A Coordinate Measuring Machine is defined by the ability of its probe. As with CMMs, there are several types of probes available. There is the contact probe, which measures the workpieces by making contact with them. The non-contact probe that employs lasers or machine vision probes which scan with optical sensors.
Contact probes are a more accurate way of measuring. However, the laser or machine vision probes are far quicker to use, while still holding a high degree of accuracy.
There are also multi-sensor probes which combine both touch and optical scanning, giving the benefit of both types in one probe.
Coordinate Measuring Machines: Contact Probes
The two most common contact probes are Touch Trigger Probes and Analog Scanning Probes.
Touch Trigger Probes:
A touch trigger probe has a stylus that is attached to a bearing plate. This is then connected to pressure sensors inside the housing of the probe. Each time the probe makes contact with the workpiece, it generates an electrical signal. The signal is sent back to the CMM to create accurate measurements.

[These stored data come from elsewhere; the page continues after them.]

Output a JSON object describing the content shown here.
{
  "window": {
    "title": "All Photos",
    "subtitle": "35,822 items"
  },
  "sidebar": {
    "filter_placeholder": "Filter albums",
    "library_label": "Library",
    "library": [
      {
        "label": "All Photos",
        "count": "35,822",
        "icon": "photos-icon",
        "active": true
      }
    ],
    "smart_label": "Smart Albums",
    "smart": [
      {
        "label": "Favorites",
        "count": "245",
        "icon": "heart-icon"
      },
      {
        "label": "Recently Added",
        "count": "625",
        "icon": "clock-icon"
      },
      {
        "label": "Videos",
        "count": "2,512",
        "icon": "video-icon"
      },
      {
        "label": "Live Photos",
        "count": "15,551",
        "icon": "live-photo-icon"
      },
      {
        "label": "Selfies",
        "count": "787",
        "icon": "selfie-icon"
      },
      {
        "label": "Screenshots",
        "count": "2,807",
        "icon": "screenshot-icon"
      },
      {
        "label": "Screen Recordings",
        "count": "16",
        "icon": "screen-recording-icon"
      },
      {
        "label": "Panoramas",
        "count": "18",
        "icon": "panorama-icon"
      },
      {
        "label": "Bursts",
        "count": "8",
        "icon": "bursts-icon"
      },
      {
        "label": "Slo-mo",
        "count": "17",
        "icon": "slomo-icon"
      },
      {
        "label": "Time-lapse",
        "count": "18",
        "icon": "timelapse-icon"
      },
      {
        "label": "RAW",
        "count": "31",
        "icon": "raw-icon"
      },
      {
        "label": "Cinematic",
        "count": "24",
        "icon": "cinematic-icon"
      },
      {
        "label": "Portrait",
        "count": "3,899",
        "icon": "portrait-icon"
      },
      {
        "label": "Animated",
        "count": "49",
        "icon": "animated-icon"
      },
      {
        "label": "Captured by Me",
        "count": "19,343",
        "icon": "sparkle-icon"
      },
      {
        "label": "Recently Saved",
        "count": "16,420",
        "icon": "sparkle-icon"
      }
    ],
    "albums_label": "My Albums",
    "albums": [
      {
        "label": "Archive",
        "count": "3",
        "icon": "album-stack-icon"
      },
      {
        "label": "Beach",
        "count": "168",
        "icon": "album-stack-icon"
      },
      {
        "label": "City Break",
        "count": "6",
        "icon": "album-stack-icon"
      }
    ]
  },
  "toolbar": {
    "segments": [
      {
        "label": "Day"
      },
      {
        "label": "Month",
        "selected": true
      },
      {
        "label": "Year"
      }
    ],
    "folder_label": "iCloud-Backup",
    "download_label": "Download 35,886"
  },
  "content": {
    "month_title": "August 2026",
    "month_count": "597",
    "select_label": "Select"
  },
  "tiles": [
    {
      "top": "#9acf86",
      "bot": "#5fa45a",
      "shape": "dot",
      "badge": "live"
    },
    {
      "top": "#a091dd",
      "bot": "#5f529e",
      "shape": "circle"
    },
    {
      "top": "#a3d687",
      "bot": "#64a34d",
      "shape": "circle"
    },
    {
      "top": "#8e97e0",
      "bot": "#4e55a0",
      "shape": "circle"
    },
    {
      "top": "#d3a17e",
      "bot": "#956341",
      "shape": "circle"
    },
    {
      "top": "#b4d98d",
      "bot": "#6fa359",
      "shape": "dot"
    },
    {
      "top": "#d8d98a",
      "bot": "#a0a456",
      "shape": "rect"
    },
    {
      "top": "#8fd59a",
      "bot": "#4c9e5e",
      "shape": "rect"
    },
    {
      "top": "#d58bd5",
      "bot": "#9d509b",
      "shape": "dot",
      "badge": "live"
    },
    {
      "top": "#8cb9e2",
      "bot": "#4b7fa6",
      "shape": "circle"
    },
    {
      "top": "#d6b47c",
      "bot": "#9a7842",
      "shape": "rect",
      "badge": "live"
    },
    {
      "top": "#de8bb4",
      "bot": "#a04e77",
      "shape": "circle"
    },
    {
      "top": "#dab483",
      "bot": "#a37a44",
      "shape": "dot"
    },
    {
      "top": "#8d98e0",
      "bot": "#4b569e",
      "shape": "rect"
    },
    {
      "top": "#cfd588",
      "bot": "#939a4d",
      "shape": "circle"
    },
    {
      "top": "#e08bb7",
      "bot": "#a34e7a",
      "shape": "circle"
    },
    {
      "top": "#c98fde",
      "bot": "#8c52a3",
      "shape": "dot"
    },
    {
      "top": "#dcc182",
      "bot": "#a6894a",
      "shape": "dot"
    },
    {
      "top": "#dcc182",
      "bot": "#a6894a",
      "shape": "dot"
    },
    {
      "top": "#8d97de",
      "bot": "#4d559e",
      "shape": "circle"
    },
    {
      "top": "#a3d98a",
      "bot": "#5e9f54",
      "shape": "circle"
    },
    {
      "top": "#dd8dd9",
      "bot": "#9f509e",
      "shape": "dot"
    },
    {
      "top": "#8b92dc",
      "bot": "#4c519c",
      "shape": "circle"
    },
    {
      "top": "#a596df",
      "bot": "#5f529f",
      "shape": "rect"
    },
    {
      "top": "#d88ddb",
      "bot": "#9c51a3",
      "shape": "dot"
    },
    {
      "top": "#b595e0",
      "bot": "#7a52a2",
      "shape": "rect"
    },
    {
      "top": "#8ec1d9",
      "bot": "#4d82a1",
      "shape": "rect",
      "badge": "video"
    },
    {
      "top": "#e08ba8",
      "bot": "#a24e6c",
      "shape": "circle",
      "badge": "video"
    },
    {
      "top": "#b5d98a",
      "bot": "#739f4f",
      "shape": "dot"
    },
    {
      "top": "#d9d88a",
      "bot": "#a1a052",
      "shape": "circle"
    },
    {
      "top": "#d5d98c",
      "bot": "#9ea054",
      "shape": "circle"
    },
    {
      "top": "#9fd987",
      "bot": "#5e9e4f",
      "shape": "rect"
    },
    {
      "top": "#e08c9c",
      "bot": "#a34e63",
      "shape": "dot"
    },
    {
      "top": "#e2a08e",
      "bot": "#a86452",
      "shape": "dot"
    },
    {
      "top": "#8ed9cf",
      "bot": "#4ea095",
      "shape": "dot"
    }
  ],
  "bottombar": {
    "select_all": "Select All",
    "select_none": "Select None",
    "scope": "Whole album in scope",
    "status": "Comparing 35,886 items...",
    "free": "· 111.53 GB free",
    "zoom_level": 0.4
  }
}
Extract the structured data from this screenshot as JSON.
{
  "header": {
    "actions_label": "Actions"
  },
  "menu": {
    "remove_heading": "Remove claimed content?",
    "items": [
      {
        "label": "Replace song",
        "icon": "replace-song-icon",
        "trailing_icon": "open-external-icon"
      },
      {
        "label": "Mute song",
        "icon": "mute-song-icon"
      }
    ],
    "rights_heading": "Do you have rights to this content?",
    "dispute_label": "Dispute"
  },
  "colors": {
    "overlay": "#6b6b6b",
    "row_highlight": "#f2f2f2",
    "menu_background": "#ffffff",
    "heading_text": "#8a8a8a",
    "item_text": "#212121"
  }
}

Renishaw, (https://www.renishaw.com/en/renishaw-enhancing-efficiency-in-manufacturing-and-healthcare–1030) invented the first touch trigger probe. Founder, Sir David McMurtry, invented the probe to solve a specific inspection requirement for the Olympus engines that Concorde used.
With a touch trigger probe, the head is mounted at the end of one of the CMM’s moving axes. The probe can be rotated either manually or automatically and can accommodate a variety of attachments and stylus tips.
The advantage of touch probes is that they are versatile and flexible. By incorporating the piezo-based sensors, the effect of stylus bending was eliminated, while the strain gauge technology advancements have ensured that the probes trigger with constant force regardless off the angle of contact it has with the workpiece. These two things combined eliminate directional sensitivity which has given these probes a sub-micron level of accuracy.
Analog Scanning Probes
Analogue scanning probes are another type of stylus-based probes that are used for measuring contoured surfaces such as sheet metal assemblies. Unlike digital probes, which touch individual points, the analogue probe keeps continual contact with the workpiece taking measurements as it is dragged across it.
The continual contact which yields analogue measurements offers dramatically increased levels of data acquisition. The structure of the continuous analogue scanning (CAS) probes is based on continuous data acquisition rather than the point to point of a digital probe.
Analogue scanning probes are extremely useful for collecting the measurement data for complex contoured shapes such as turbine engine blades, cams, automobile bodies, crankshafts and prosthetics. One of these analogue scanning probes is the Renishaw SP600. You can find the Renishaw scanning probes in our Coordinate Measuring Machines here at Eley Metrology.
There are two types of continuous analogue scanning, CAS, systems:
1. Closed-Loop Systems: This probe automatically detects changes in the surface and direction of the workpiece and adjusts itself accordingly to ensure that it maintains contact at all times. The closed-loop system is particularly useful for digitising unknown and complex shapes.
2. Open-Loop Systems: This probe gets driven along a specific path using dimensional information obtained from a data file. The open-loop system is particularly useful for high-speed data gathering on parts with geometry that has been well defined by surface points and vectors or by CAD data.
Analogue probes can acquire up to fifty times more data than touch trigger probes in the same amount of time. The more data that is collected, the more confidence in its accuracy. If there are large gaps between data points the accuracy of the data may not be so assured.
Another advantage of analogue scanning probes over digital probes is their ability to also be used as a touch trigger probe which gives its users more flexibility. An operator will be able to choose which features require a quick touch and which need more time devoted to them. A critical feature that is particularly complex would require continual contact.
Coordinate Measuring Machines: Non-Contact Probes
A non-contact probe is essential for any workpiece that is likely to become deformed under the pressure of a contact probe. They are also useful for more complex, smaller and high-precision workpieces. A non-contact probe is either laser-based or vision-based.
A laser probe works in a similar way to the touch trigger probe. Instead of using a stylus, it uses a concentrated beam of light to take readings. The beam of light acts as an optical switch. When the beam is projected onto the part, the position will then be read by triangulation through a lens inside the probe receptor.
This technique is similar to the one used by surveyors when they want to find a position or location with bearings from a known distance between two fixed points.
Microprocessors and other very small parts require the use of vision-based probes. Rather than measuring the parts themselves, a mould is electronically digitised that will generate accurate dimensions for future workpieces.
The Renishaw REVO vision measurement probe is a high-definition camera that is capable of generating multiple measurement points in one frame. This allows the features to be measured and compared to the electronic model by counting the pixels. A vision system lens only requires calibration once which is a huge advantage as other probes require recalibration more often.
The key advantage of a non-contact probe is that it enables the user to collect data from a larger surface area in less time than is possible with contact probes. However, the downside is that the accuracy of the readings is not as great as the contact probes. If you want speed over accuracy, then a non-contact probe is ideal. If you have a particularly complex essential part, you would be better suited to using a contact probe.